Re: Contest Update
- Posted by Jason Gade <jaygade at yahoo.com> Nov 07, 2004
- 500 views
Derek Parnell wrote: > > Jason Gade wrote: > > I also don't understand how it failed on file8 (War and Peace) since I've > > been > > testing this file (or one similar) all through the development. > > Don't know either. I'm not with the machine I tested the submission on > at the moment so I can't inspect the detailed results. However, because > you got all the top-used tokens correct, I'm going to guess that its the > 'funny' tokens you are having problems with. My copy of file8 has been > doctored somewhat to include some odd looking tokens. > > Check again for tokens that might contain quotes and/or hyphens, > especially at the start or end of a string.

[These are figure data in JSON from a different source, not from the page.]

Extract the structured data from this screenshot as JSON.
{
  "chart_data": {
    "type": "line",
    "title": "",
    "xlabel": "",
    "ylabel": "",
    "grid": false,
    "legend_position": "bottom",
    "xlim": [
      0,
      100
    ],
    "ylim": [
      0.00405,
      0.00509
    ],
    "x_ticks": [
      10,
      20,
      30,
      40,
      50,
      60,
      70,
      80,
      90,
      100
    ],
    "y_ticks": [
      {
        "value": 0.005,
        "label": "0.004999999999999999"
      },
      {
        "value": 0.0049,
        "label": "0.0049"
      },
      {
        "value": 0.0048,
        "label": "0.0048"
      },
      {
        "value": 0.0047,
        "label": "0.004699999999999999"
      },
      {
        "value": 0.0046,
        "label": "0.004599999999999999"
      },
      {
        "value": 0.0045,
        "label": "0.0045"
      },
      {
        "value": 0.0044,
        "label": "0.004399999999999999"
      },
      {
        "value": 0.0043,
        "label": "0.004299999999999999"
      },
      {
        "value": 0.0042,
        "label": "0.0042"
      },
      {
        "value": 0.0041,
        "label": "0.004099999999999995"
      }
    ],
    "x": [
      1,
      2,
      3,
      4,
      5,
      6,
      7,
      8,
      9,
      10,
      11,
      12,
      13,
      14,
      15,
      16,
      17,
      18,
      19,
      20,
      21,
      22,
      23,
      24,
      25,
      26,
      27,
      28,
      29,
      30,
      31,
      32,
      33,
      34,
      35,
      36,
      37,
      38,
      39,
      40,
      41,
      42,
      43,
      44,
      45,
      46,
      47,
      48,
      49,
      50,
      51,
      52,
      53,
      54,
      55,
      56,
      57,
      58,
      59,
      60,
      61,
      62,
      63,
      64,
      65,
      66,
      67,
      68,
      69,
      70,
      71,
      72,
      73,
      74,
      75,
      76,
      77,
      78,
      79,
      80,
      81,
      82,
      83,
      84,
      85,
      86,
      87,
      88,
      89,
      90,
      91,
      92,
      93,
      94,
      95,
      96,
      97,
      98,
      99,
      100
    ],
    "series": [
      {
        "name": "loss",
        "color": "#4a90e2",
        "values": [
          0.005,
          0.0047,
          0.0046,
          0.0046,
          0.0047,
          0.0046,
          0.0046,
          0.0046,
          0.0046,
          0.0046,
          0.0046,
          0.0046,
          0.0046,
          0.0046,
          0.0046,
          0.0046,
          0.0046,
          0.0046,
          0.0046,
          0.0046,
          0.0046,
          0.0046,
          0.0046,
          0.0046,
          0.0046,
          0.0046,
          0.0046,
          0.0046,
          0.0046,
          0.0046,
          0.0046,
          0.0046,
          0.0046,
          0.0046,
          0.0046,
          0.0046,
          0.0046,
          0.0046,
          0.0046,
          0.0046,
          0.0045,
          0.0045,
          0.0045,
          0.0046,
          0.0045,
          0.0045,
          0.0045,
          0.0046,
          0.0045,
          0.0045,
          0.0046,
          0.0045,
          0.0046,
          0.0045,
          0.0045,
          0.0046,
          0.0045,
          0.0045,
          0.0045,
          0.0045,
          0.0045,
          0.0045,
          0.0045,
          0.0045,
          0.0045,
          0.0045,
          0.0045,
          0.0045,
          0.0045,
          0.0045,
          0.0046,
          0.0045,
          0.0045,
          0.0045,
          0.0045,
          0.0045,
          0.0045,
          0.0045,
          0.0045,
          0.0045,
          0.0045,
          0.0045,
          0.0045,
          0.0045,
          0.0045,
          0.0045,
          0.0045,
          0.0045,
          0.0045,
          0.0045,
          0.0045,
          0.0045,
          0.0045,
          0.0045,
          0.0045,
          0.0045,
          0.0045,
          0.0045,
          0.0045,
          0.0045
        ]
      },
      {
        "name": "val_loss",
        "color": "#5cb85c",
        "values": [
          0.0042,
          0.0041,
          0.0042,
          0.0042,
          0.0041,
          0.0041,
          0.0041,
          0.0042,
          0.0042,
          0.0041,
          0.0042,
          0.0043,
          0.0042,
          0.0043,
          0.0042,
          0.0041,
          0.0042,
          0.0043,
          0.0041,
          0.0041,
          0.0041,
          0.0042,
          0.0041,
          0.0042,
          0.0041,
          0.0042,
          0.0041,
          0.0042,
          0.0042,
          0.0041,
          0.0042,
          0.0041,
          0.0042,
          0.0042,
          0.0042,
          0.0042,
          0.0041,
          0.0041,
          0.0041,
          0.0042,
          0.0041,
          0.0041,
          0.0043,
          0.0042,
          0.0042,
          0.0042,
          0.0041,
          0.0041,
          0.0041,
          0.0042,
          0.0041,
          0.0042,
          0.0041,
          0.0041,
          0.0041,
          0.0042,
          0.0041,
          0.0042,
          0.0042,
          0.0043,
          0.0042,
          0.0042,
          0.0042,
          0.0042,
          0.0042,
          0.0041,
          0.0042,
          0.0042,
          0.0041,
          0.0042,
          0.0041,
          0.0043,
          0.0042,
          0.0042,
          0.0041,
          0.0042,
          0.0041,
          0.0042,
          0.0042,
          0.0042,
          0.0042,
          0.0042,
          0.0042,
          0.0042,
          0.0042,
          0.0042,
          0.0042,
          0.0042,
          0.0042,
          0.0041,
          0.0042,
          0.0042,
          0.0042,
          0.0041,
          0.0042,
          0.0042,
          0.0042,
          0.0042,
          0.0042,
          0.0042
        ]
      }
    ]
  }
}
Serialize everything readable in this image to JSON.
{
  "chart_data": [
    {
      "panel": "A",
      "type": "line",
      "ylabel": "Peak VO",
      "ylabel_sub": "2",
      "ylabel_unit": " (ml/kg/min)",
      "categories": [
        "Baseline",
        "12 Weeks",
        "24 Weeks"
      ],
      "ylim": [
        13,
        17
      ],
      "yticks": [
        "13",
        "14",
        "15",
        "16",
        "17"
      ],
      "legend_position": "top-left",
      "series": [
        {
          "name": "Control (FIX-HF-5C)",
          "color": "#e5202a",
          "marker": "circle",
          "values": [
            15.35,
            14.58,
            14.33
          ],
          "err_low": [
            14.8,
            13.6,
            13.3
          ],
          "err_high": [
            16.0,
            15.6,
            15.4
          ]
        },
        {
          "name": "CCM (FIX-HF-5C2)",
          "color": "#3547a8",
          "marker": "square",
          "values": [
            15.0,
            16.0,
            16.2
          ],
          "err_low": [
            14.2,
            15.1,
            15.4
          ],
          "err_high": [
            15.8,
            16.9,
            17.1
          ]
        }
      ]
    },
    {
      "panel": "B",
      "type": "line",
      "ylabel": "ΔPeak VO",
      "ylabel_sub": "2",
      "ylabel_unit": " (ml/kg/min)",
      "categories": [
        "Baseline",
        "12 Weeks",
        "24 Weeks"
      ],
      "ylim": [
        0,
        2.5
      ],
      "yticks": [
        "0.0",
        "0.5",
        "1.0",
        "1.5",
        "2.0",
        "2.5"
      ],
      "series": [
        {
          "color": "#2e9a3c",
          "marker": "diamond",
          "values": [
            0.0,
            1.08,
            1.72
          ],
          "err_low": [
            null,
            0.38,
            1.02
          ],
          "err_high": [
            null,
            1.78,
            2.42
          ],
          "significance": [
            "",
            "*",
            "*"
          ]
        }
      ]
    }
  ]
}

Also, strings just made > up of quotes gave my program problems at first. > > > > Hmmm... Difficult to troubleshoot when I don't know what my program is doing > > wrong. > > > > Any troubleshooting hints anyone? > > I'll give a hint that some people may have tripped up on. > > A file opened as "text" will appear to prematurely end if it contains > the End-Of-File marker for text files. > > -- > Derek Parnell > Melbourne, Australia > Okay. So in my testing I made a file that contained edge cases identified in the rules and they were counted correctly. Also I do open the file in binary mode, so... hmm. I may need to think of some new edge cases to test for. Currently, the program follows these rules: -- words consist of upper and lower case letters, digits 0-9, single quote and dash; -- for the purposes of comparison, case does not matter and quotes are not counted; -- words consisting of only digits, or digits and dashes, are not counted as words -- unless they are quoted; -- words of zero length after quotes are removed are not counted. If I am interpreting the rules correctly, I will try to come up with a new (short) test file to validate with. I wish now that I had saved the version of your web page that had your unique counts and total counts for each file posted -- at least then it would be easier to compare with. It kind of sucks that the calibration file works perfectly but the others do not!! ;^) ------------------------------------ Too many freaks, not enough circuses. j.